No - again, there is no place in your unitrange_any where only Any could be inferred. The Vector{Any} and the Core.PartialStruct are a compiler artifact. It is not related to your specific user code (or any type stable user code for that matter). No Core.PartialStruct object will be created for your unitrange_any at runtime, because when you actually call unitrange_any with a value, everything exists so that the UnitRange object can be created like any other object. Core.PartialStruct is just a compiler optimization to allow some additional type propagation during inference. It is not related to any runtime object coming into existence or being allocated.

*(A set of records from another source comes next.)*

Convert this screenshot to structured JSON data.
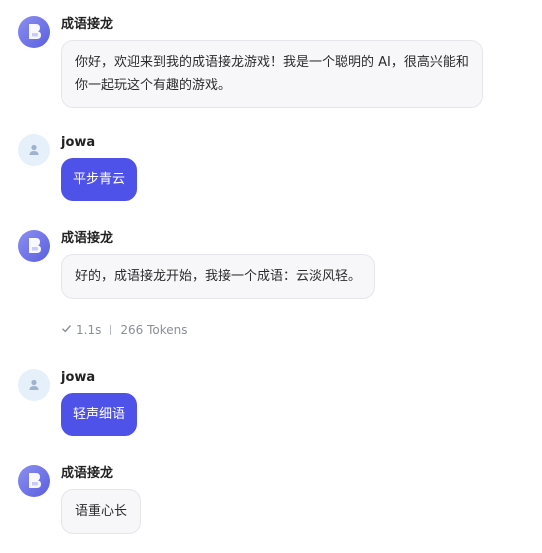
{
  "messages": [
    {
      "role": "bot",
      "name": "成语接龙",
      "line1": "你好，欢迎来到我的成语接龙游戏！我是一个聪明的 AI，很高兴能和",
      "line2": "你一起玩这个有趣的游戏。"
    },
    {
      "role": "user",
      "name": "jowa",
      "text": "平步青云"
    },
    {
      "role": "bot",
      "name": "成语接龙",
      "text": "好的，成语接龙开始，我接一个成语：云淡风轻。",
      "duration": "1.1s",
      "tokens": "266 Tokens"
    },
    {
      "role": "user",
      "name": "jowa",
      "text": "轻声细语"
    },
    {
      "role": "bot",
      "name": "成语接龙",
      "text": "语重心长"
    }
  ],
  "colors": {
    "accent": "#4f52e8",
    "bot_avatar": "#5a5fe0",
    "user_avatar": "#e6f0fb",
    "bot_bubble": "#f7f7f9"
  },
  "icons": {
    "bot_avatar": "brand-logo-icon",
    "user_avatar": "user-icon",
    "meta_check": "check-icon"
  }
}
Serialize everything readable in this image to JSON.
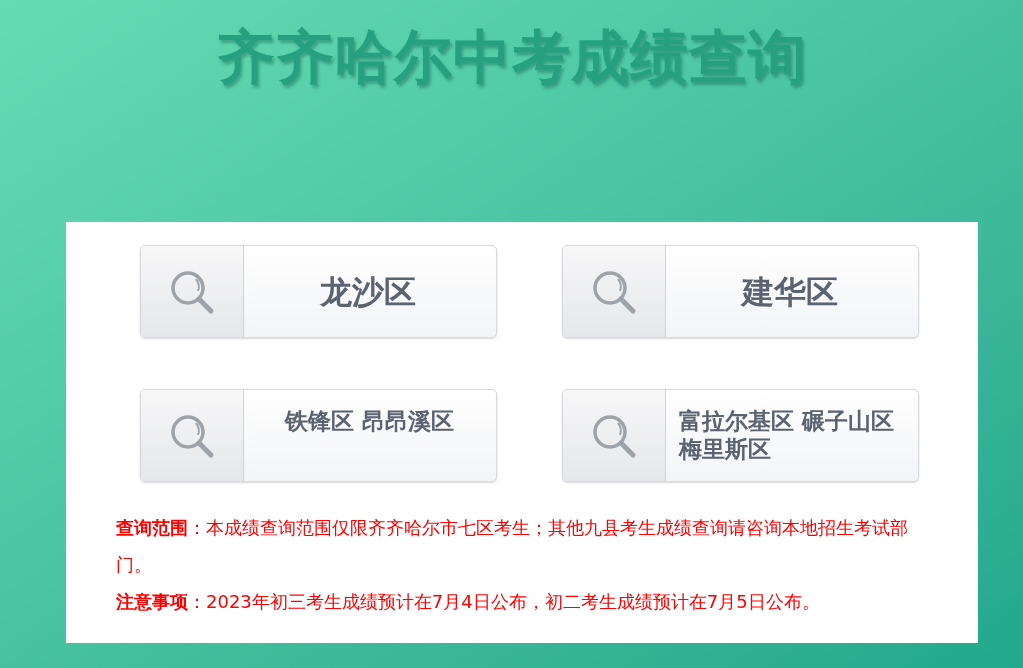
{
  "title": "齐齐哈尔中考成绩查询",
  "buttons": [
    {
      "label": "龙沙区"
    },
    {
      "label": "建华区"
    },
    {
      "label": "铁锋区 昂昂溪区"
    },
    {
      "label": "富拉尔基区 碾子山区梅里斯区"
    }
  ],
  "notes": [
    {
      "label": "查询范围",
      "text": "：本成绩查询范围仅限齐齐哈尔市七区考生；其他九县考生成绩查询请咨询本地招生考试部门。"
    },
    {
      "label": "注意事项",
      "text": "：2023年初三考生成绩预计在7月4日公布，初二考生成绩预计在7月5日公布。"
    }
  ]
}
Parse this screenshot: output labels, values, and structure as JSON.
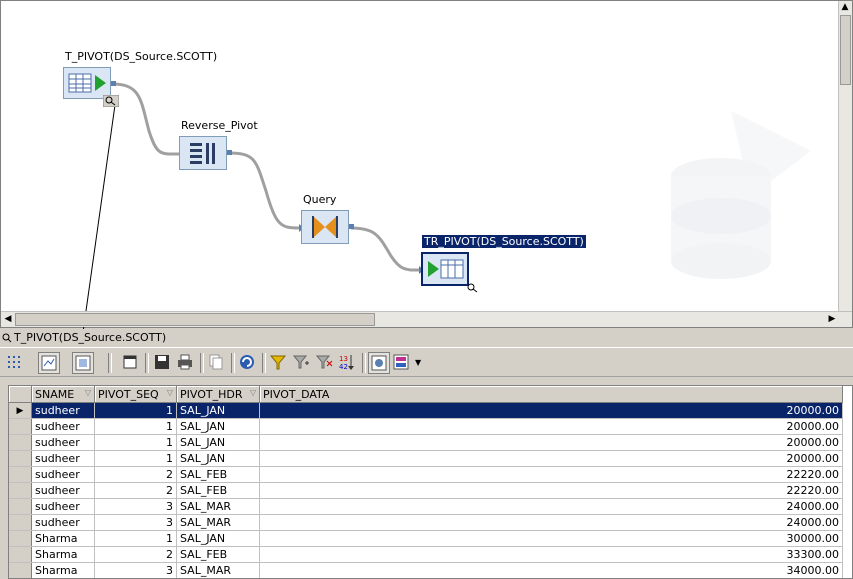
{
  "canvas": {
    "nodes": {
      "source": {
        "label": "T_PIVOT(DS_Source.SCOTT)"
      },
      "reverse_pivot": {
        "label": "Reverse_Pivot"
      },
      "query": {
        "label": "Query"
      },
      "target": {
        "label": "TR_PIVOT(DS_Source.SCOTT)"
      }
    }
  },
  "panel": {
    "title": "T_PIVOT(DS_Source.SCOTT)"
  },
  "grid": {
    "columns": [
      "SNAME",
      "PIVOT_SEQ",
      "PIVOT_HDR",
      "PIVOT_DATA"
    ],
    "rows": [
      [
        "sudheer",
        "1",
        "SAL_JAN",
        "20000.00"
      ],
      [
        "sudheer",
        "1",
        "SAL_JAN",
        "20000.00"
      ],
      [
        "sudheer",
        "1",
        "SAL_JAN",
        "20000.00"
      ],
      [
        "sudheer",
        "1",
        "SAL_JAN",
        "20000.00"
      ],
      [
        "sudheer",
        "2",
        "SAL_FEB",
        "22220.00"
      ],
      [
        "sudheer",
        "2",
        "SAL_FEB",
        "22220.00"
      ],
      [
        "sudheer",
        "3",
        "SAL_MAR",
        "24000.00"
      ],
      [
        "sudheer",
        "3",
        "SAL_MAR",
        "24000.00"
      ],
      [
        "Sharma",
        "1",
        "SAL_JAN",
        "30000.00"
      ],
      [
        "Sharma",
        "2",
        "SAL_FEB",
        "33300.00"
      ],
      [
        "Sharma",
        "3",
        "SAL_MAR",
        "34000.00"
      ]
    ],
    "selected_row": 0
  },
  "colors": {
    "selection": "#0a246a",
    "accent": "#5a7fb0"
  }
}
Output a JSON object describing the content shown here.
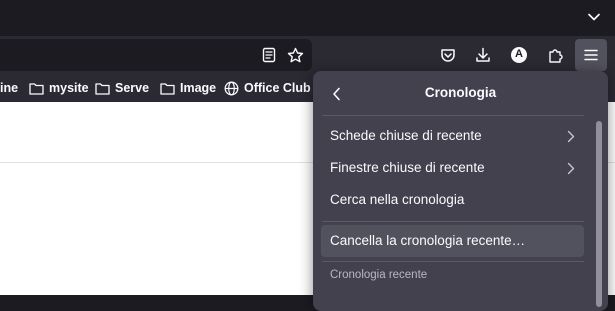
{
  "bookmarks": {
    "items": [
      {
        "label": "ine",
        "icon": "partial-icon"
      },
      {
        "label": "mysite",
        "icon": "folder-icon"
      },
      {
        "label": "Server",
        "icon": "folder-icon"
      },
      {
        "label": "Image",
        "icon": "folder-icon"
      },
      {
        "label": "Office Club",
        "icon": "globe-icon"
      }
    ]
  },
  "toolbar": {
    "account_initial": "A"
  },
  "history_panel": {
    "title": "Cronologia",
    "items": [
      {
        "label": "Schede chiuse di recente",
        "has_submenu": true
      },
      {
        "label": "Finestre chiuse di recente",
        "has_submenu": true
      },
      {
        "label": "Cerca nella cronologia",
        "has_submenu": false
      },
      {
        "label": "Cancella la cronologia recente…",
        "has_submenu": false
      }
    ],
    "section_label": "Cronologia recente"
  },
  "colors": {
    "panel_bg": "#42414d",
    "toolbar_bg": "#2b2a33",
    "titlebar_bg": "#1c1b22",
    "text": "#fbfbfe"
  }
}
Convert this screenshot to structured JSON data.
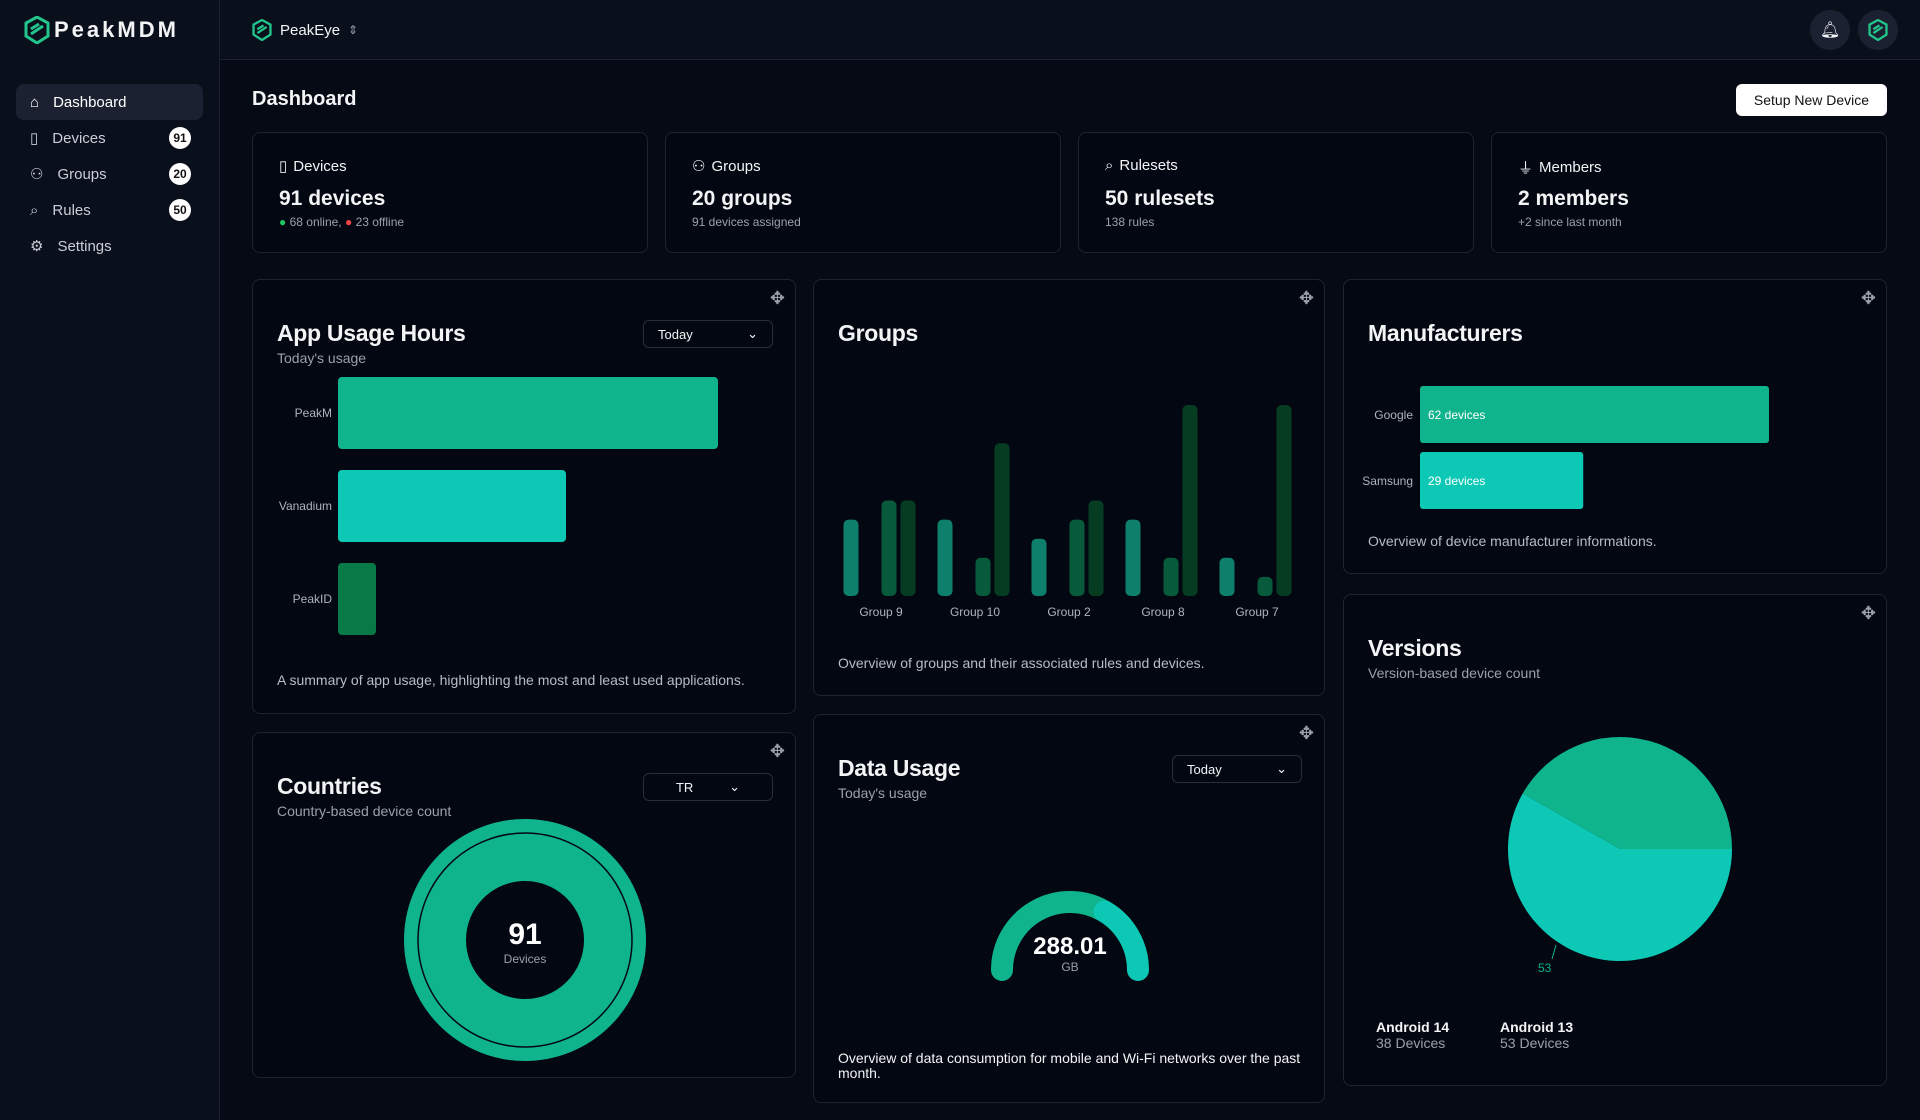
{
  "app": {
    "name": "PeakMDM",
    "workspace": "PeakEye"
  },
  "sidebar": {
    "items": [
      {
        "label": "Dashboard",
        "icon": "home-icon"
      },
      {
        "label": "Devices",
        "icon": "smartphone-icon",
        "badge": "91"
      },
      {
        "label": "Groups",
        "icon": "users-icon",
        "badge": "20"
      },
      {
        "label": "Rules",
        "icon": "tag-icon",
        "badge": "50"
      },
      {
        "label": "Settings",
        "icon": "gear-icon"
      }
    ]
  },
  "header": {
    "title": "Dashboard",
    "setup_button": "Setup New Device"
  },
  "stats": [
    {
      "label": "Devices",
      "value": "91 devices",
      "online": "68 online,",
      "offline": "23 offline"
    },
    {
      "label": "Groups",
      "value": "20 groups",
      "sub": "91 devices assigned"
    },
    {
      "label": "Rulesets",
      "value": "50 rulesets",
      "sub": "138 rules"
    },
    {
      "label": "Members",
      "value": "2 members",
      "sub": "+2 since last month"
    }
  ],
  "colors": {
    "emerald": "#10b48c",
    "teal": "#0ec8b6",
    "green": "#087a48",
    "dark_green": "#063d22",
    "online": "#22c55e",
    "offline": "#ef4444"
  },
  "app_usage": {
    "title": "App Usage Hours",
    "subtitle": "Today's usage",
    "range": "Today",
    "description": "A summary of app usage, highlighting the most and least used applications."
  },
  "groups_card": {
    "title": "Groups",
    "description": "Overview of groups and their associated rules and devices."
  },
  "manufacturers": {
    "title": "Manufacturers",
    "description": "Overview of device manufacturer informations."
  },
  "countries": {
    "title": "Countries",
    "subtitle": "Country-based device count",
    "country": "TR",
    "total": "91",
    "total_label": "Devices"
  },
  "data_usage": {
    "title": "Data Usage",
    "subtitle": "Today's usage",
    "range": "Today",
    "value": "288.01",
    "unit": "GB",
    "description": "Overview of data consumption for mobile and Wi-Fi networks over the past month."
  },
  "versions": {
    "title": "Versions",
    "subtitle": "Version-based device count",
    "legend": [
      {
        "name": "Android 14",
        "count": "38 Devices"
      },
      {
        "name": "Android 13",
        "count": "53 Devices"
      }
    ],
    "slice_label": "53"
  },
  "chart_data": [
    {
      "type": "bar",
      "orientation": "horizontal",
      "categories": [
        "PeakM",
        "Vanadium",
        "PeakID"
      ],
      "values": [
        10,
        6,
        1
      ]
    },
    {
      "type": "bar",
      "categories": [
        "Group 9",
        "Group 10",
        "Group 2",
        "Group 8",
        "Group 7"
      ],
      "series": [
        {
          "values": [
            4,
            4,
            3,
            4,
            2
          ]
        },
        {
          "values": [
            5,
            2,
            4,
            2,
            1
          ]
        },
        {
          "values": [
            5,
            8,
            5,
            10,
            10
          ]
        }
      ]
    },
    {
      "type": "bar",
      "orientation": "horizontal",
      "categories": [
        "Google",
        "Samsung"
      ],
      "values": [
        62,
        29
      ],
      "data_labels": [
        "62 devices",
        "29 devices"
      ]
    },
    {
      "type": "pie",
      "categories": [
        "TR"
      ],
      "values": [
        91
      ]
    },
    {
      "type": "pie",
      "style": "gauge",
      "shares": [
        0.67,
        0.33
      ]
    },
    {
      "type": "pie",
      "categories": [
        "Android 14",
        "Android 13"
      ],
      "values": [
        38,
        53
      ]
    }
  ]
}
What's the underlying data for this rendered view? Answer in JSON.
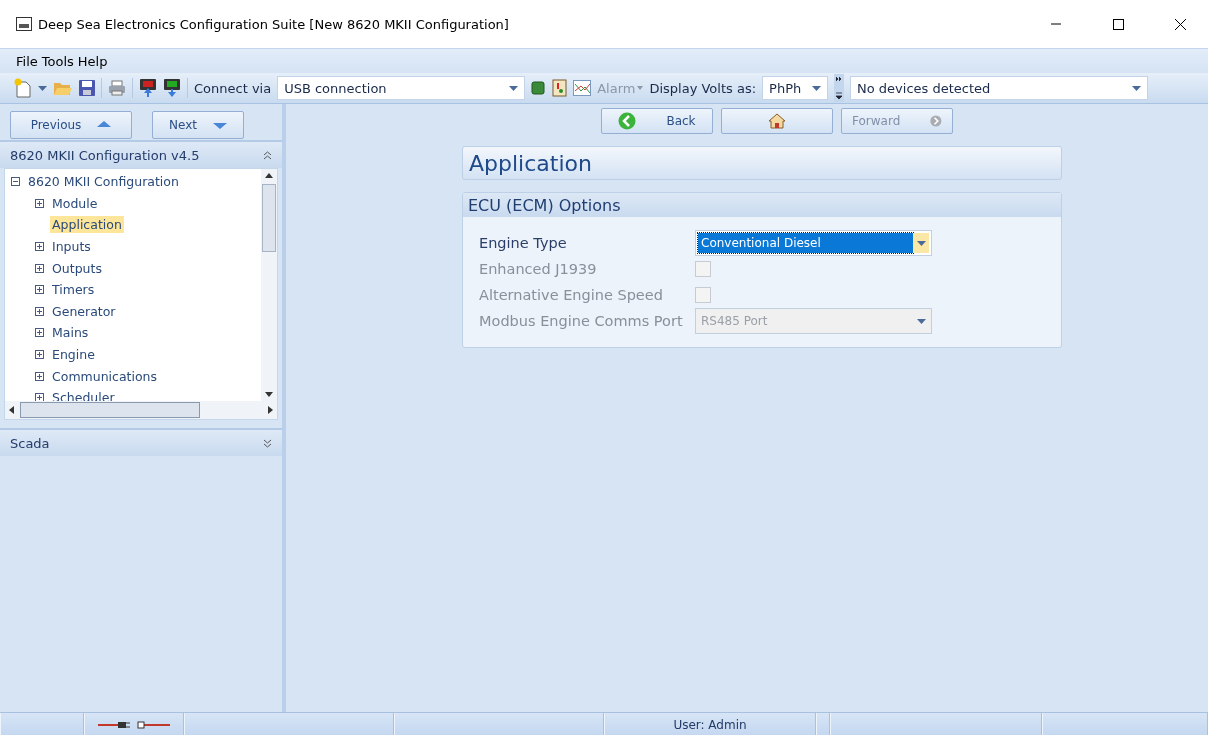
{
  "window": {
    "title": "Deep Sea Electronics Configuration Suite [New 8620 MKII Configuration]"
  },
  "menu": [
    "File",
    "Tools",
    "Help"
  ],
  "toolbar": {
    "connect_label": "Connect via",
    "connect_value": "USB connection",
    "alarm": {
      "label": "Alarm",
      "disabled": true
    },
    "volts_label": "Display Volts as:",
    "volts_value": "PhPh",
    "devices_value": "No devices detected"
  },
  "sidebar": {
    "previous": "Previous",
    "next": "Next",
    "panel_title": "8620 MKII Configuration v4.5",
    "tree": [
      {
        "label": "8620 MKII Configuration",
        "expanded": true,
        "selected": false,
        "children": [
          {
            "label": "Module",
            "expanded": false,
            "selected": false
          },
          {
            "label": "Application",
            "selected": true
          },
          {
            "label": "Inputs",
            "expanded": false,
            "selected": false
          },
          {
            "label": "Outputs",
            "expanded": false,
            "selected": false
          },
          {
            "label": "Timers",
            "expanded": false,
            "selected": false
          },
          {
            "label": "Generator",
            "expanded": false,
            "selected": false
          },
          {
            "label": "Mains",
            "expanded": false,
            "selected": false
          },
          {
            "label": "Engine",
            "expanded": false,
            "selected": false
          },
          {
            "label": "Communications",
            "expanded": false,
            "selected": false
          },
          {
            "label": "Scheduler",
            "expanded": false,
            "selected": false
          }
        ]
      }
    ],
    "scada_title": "Scada"
  },
  "nav": {
    "back": "Back",
    "forward": {
      "label": "Forward",
      "disabled": true
    }
  },
  "page": {
    "title": "Application",
    "section": "ECU (ECM) Options",
    "rows": [
      {
        "kind": "dropdown",
        "label": "Engine Type",
        "value": "Conventional Diesel",
        "disabled": false,
        "focused": true
      },
      {
        "kind": "checkbox",
        "label": "Enhanced J1939",
        "checked": false,
        "disabled": true
      },
      {
        "kind": "checkbox",
        "label": "Alternative Engine Speed",
        "checked": false,
        "disabled": true
      },
      {
        "kind": "dropdown",
        "label": "Modbus Engine Comms Port",
        "value": "RS485 Port",
        "disabled": true,
        "focused": false
      }
    ]
  },
  "status_bar": {
    "user": "User: Admin"
  }
}
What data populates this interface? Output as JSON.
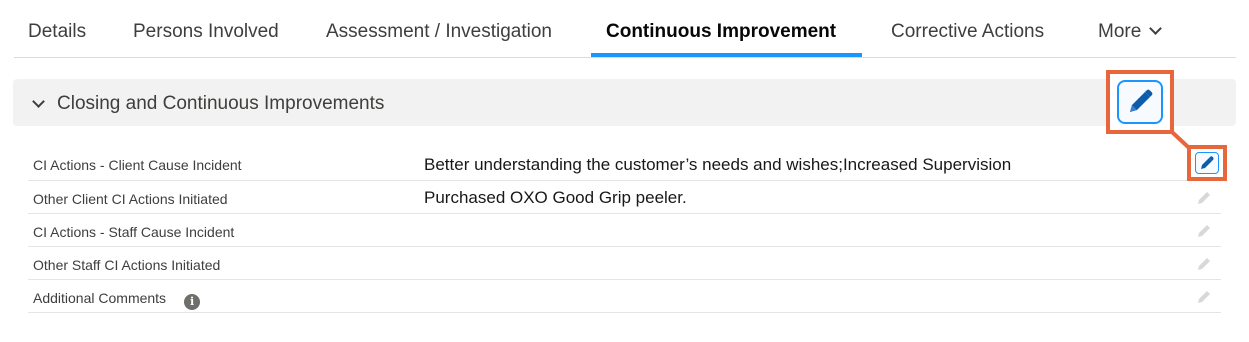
{
  "tabs": [
    {
      "label": "Details"
    },
    {
      "label": "Persons Involved"
    },
    {
      "label": "Assessment / Investigation"
    },
    {
      "label": "Continuous Improvement"
    },
    {
      "label": "Corrective Actions"
    },
    {
      "label": "More"
    }
  ],
  "active_tab": "Continuous Improvement",
  "section": {
    "title": "Closing and Continuous Improvements"
  },
  "fields": [
    {
      "label": "CI Actions - Client Cause Incident",
      "value": "Better understanding the customer’s needs and wishes;Increased Supervision"
    },
    {
      "label": "Other Client CI Actions Initiated",
      "value": "Purchased OXO Good Grip peeler."
    },
    {
      "label": "CI Actions - Staff Cause Incident",
      "value": ""
    },
    {
      "label": "Other Staff CI Actions Initiated",
      "value": ""
    },
    {
      "label": "Additional Comments",
      "value": ""
    }
  ],
  "info_icon": "info-icon",
  "edit_icon": "pencil-icon",
  "colors": {
    "accent": "#1b96ff",
    "highlight": "#e8663c",
    "section_bg": "#f3f2f2"
  }
}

Ok, I was checking my @code_warntype where there were like 50-60 Core.PartialStruct in one function and that Any[... ] was really disturbing as why it wasn’t Tuple… but ok. I of course understand these.

After all these discussion, I understand there is no performance improvement, for me Tuple with @nospecialize is just a nicer way and could avoid the Any[] from the process while keeping all the things in the same way. But you can demolish this idea too if you think we would lose something with that Tuple thing. :smiley:

Tuple is not a magic “go-fast” switch - else it would of course be used everywhere :slight_smile: It can for example be very bad for performance when there’s lots of different tuples that need to be handled, as is the case in the compiler. You have to remember that each combination of tuple elements is its own type, and (oversimplifying) having to compile a new compiler for each kind of Core.PartialStruct whenever a new one is encountered is really bad for performance of the compiler. Keep in mind that the compile time of your function is the run time of the compiler. So having to compile in the compiler is bad for the compile time of your function.

If you share the code you encountered PartialStruct in, I can try to explain why you see it there.